Pero las formas que hemos empezado a entender de su funcionamiento deja una conclusión intuitiva, sí, pero evidente: muchas, muchísimas de nuestras conductas están propiciadas por nuestra estructura y conformación neurológica y cerebral. Somos proclives a una cosa y a la otra, a ser afectos al ejercicio, a ser más callados, quizá (y esto se maneja poco, pero sería una herramienta fundamental para el avance de los Derechos Humanos) a una fijación homosexual o bisexual o transexual.
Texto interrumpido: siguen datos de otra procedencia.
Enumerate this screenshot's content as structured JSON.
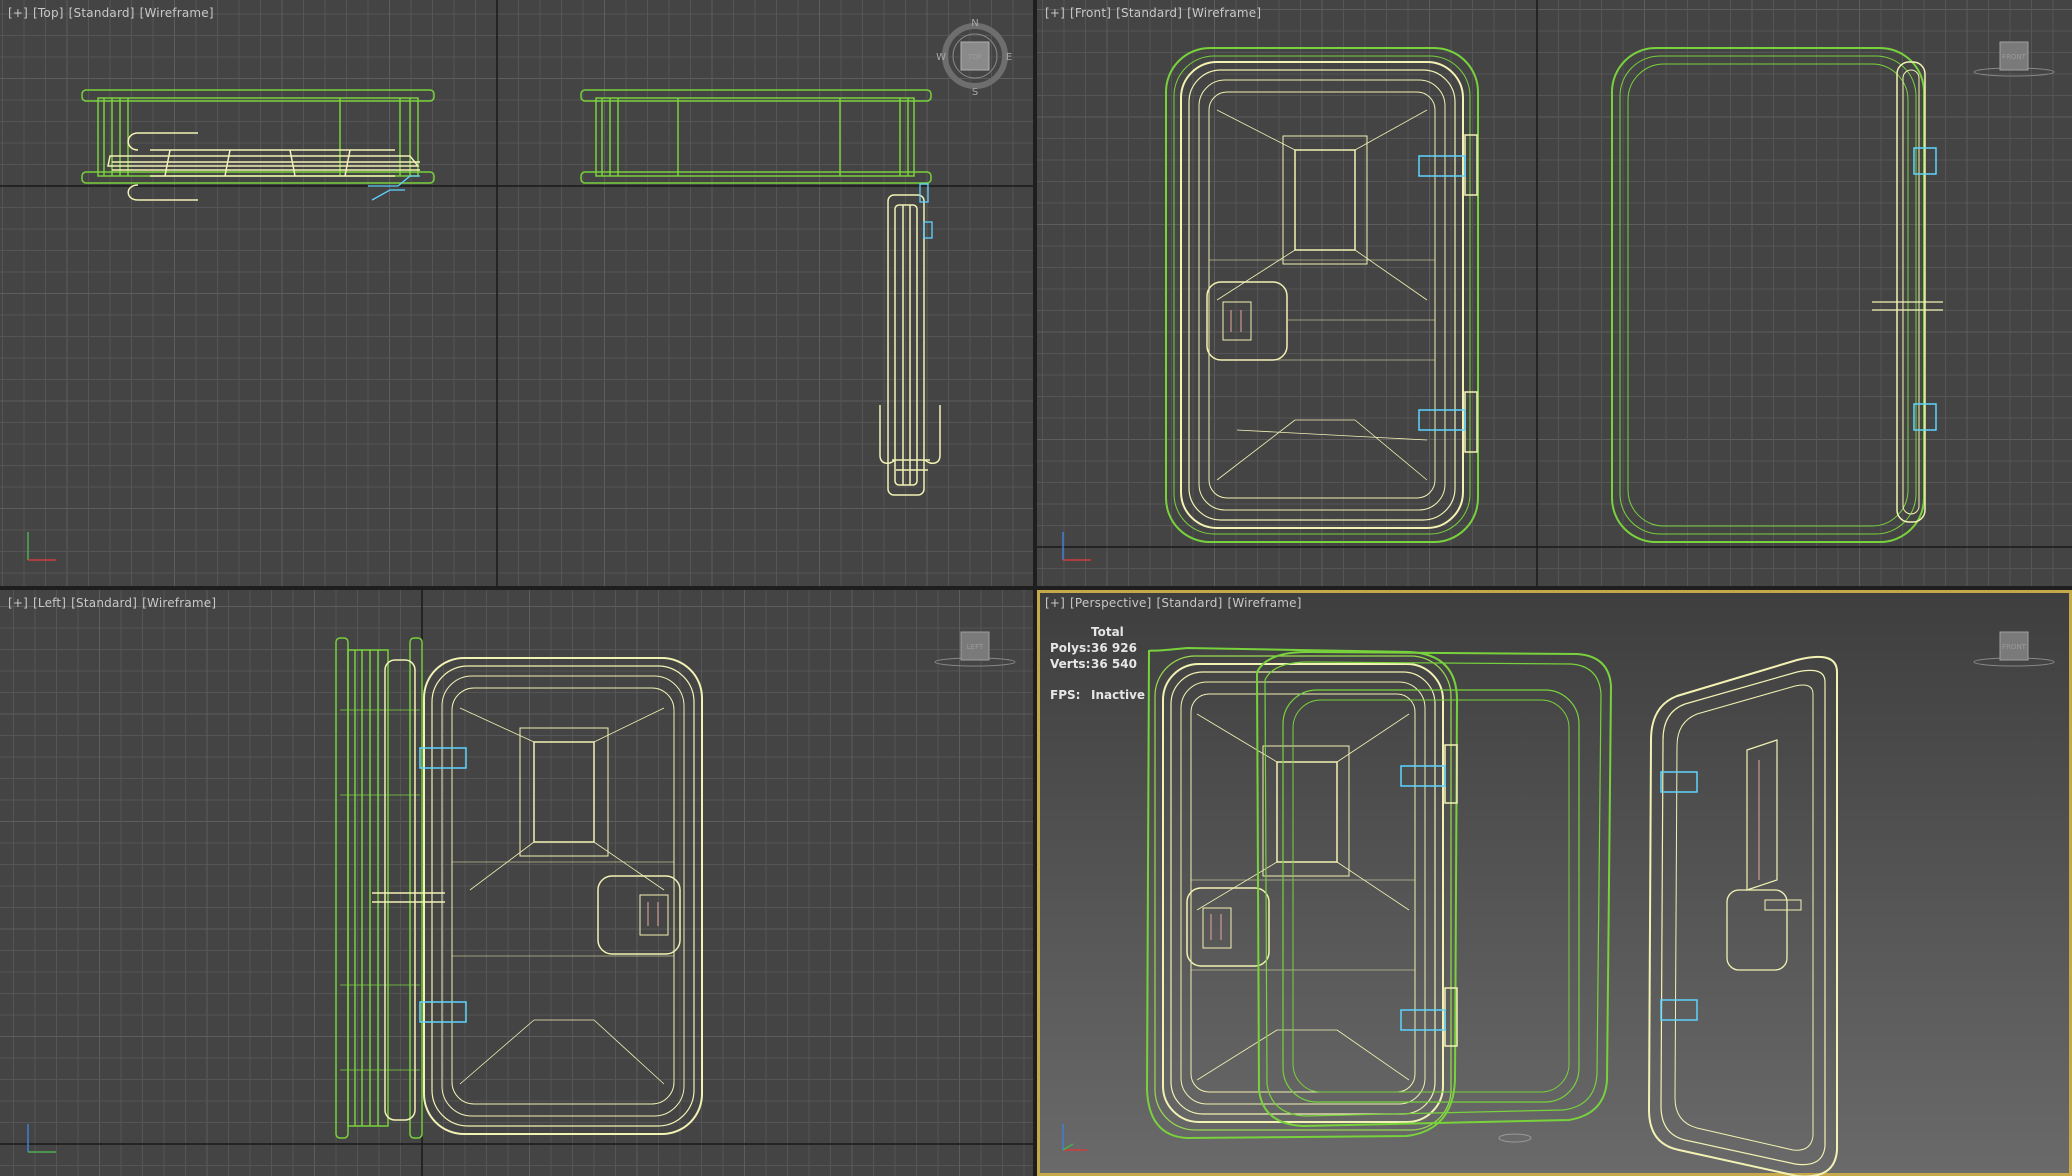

Existen los factores externos y los psicológicos, sin duda, pero tiene que armarse un esfuerzo de educación profunda para entender que, en las ramas del comportamiento emocional, sexual y psíquico de un individuo, todo juega.
Digo lo anterior no solo en defensa, insisto, de las partes más vulnerables de nuestra sociedad (que resultan ser esas poblaciones que representan esa enferma idea de lo “plural”, lo distinto pero tolerado, etcétera), sino para atacar un punto que resulta criminalmente ignorado: las adicciones.
Pareciera yo asumir el tono de una señora exagerada e histérica que hizo labor social en los setentas (“¡que alguien piense en los niños!”), pero platicando con muchos expertos en el tema, y con muchos otros afectados, escuchando por años opiniones en la calle y dejando a un lado verdaderas tragedias humanas, pareciera que, si bien el tema de las adicciones ya no se considera uno de mera voluntad y decisión personal (el viejo truco de la “fortaleza” individual), todavía estamos en una situación patética en términos de tratar al fenómeno como un asunto fundamentalmente neurológico y médico.
“Yo no lo sé de cierto”, diría el poeta, pero me queda claro que no hemos hecho un esfuerzo consciente y verdadero para entender esta oscura y tristísima faceta del comportamiento humano. El porqué tendemos a destruirnos, sea a partir de una droga, de inhalar un humo, de comer como enfermos, de ejercitarnos hasta que se nos detenga el corazón. Ese misterio del cerebro es de los grandes misterios de la humanidad entera.
En términos numéricos y demográficos, sería un éxito para los sectores de salud quizá del mismo tamaño que controlar y desaparecer las formas más mortales del cáncer o el descontrol de insulina. Quizá se descubra así que hay condiciones del cuerpo que están todas perfectamente relacionadas. No lo sé.
Pero sé que no podemos dejar pasar la oportunidad que nos da nuestro histórico ánimo por el descubrimiento y la sorpresa: al día de hoy se piensa en el adicto como un adicto, y no como un enfermo crónico.
Por eso se tienen que “jurar” y dejar de consumir a regañadientes, con esfuerzos más valerosos de lo que jamás muchos pudieran entender, incomprendidos e incapaces de cuadrar en una sociedad que no los entiende. No los entiende ni un poco.
Una sociedad que no parece tener el tiempo de indagar más sobre uno de sus asesinos más letales y latentes.